The report also stated that officers who were wearing body-worn cameras had not programmed them properly and the devices did not accurately capture the time of the incident as it unfolded.
Cleveland’s death is being investigated by the coroner and the Corruption and Crime Commission has started inquiries following allegations of serious misconduct.
The senior officer has been suspended pending the outcome of the investigation into Cleveland’s death and WA police are investigating.
Four of the five guards on duty when Cleveland self-harmed have submitted workers’ compensation claims related to psychological injury and are uncontactable.
The report said this will hinder the investigation.
Mr Papalia said Unit 18 would close as soon as a suitable replacement facility could be provided but declined to put a timeline on the closure.

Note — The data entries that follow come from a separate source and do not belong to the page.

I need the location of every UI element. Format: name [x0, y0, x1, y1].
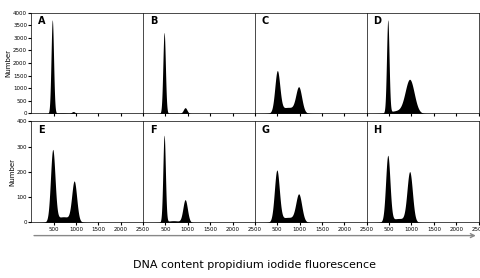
Text: A: A: [38, 16, 46, 26]
Text: G: G: [261, 125, 269, 135]
Text: E: E: [38, 125, 45, 135]
Y-axis label: Number: Number: [6, 49, 12, 77]
Text: F: F: [149, 125, 156, 135]
Text: DNA content propidium iodide fluorescence: DNA content propidium iodide fluorescenc…: [133, 260, 376, 270]
Y-axis label: Number: Number: [9, 158, 15, 186]
Text: B: B: [149, 16, 157, 26]
Text: C: C: [261, 16, 268, 26]
Text: D: D: [372, 16, 381, 26]
Text: H: H: [372, 125, 381, 135]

In a statement, Cleveland’s family said it continued to grieve and “our beloved is buried before his time, long before.”
“Our son, brother, grandson is back on Country but to be buried, and his spirit rests strong with our ancestors,” they said.
Opposition spokesman for corrective services Peter Collier said the Cook government had allowed a flawed system to operate despite being warned such a tragedy was possible.
“It’s hard to imagine what more could have gone wrong at Unit 18 in the lead-up to Cleveland’s death,” he said.
More than 130 community leaders have signed an open letter to Premier Roger Cook calling for the immediate closure of Unit 18, where “there have been 20 suicide attempts and more than 350 instances of self-harm”.
“You can choose to care for the children your government is responsible for,” the letter said.
Indigenous justice advocate Gerry Georgatas said updated operational policies that included better oversight and rehabilitation programs should have been implemented long ago.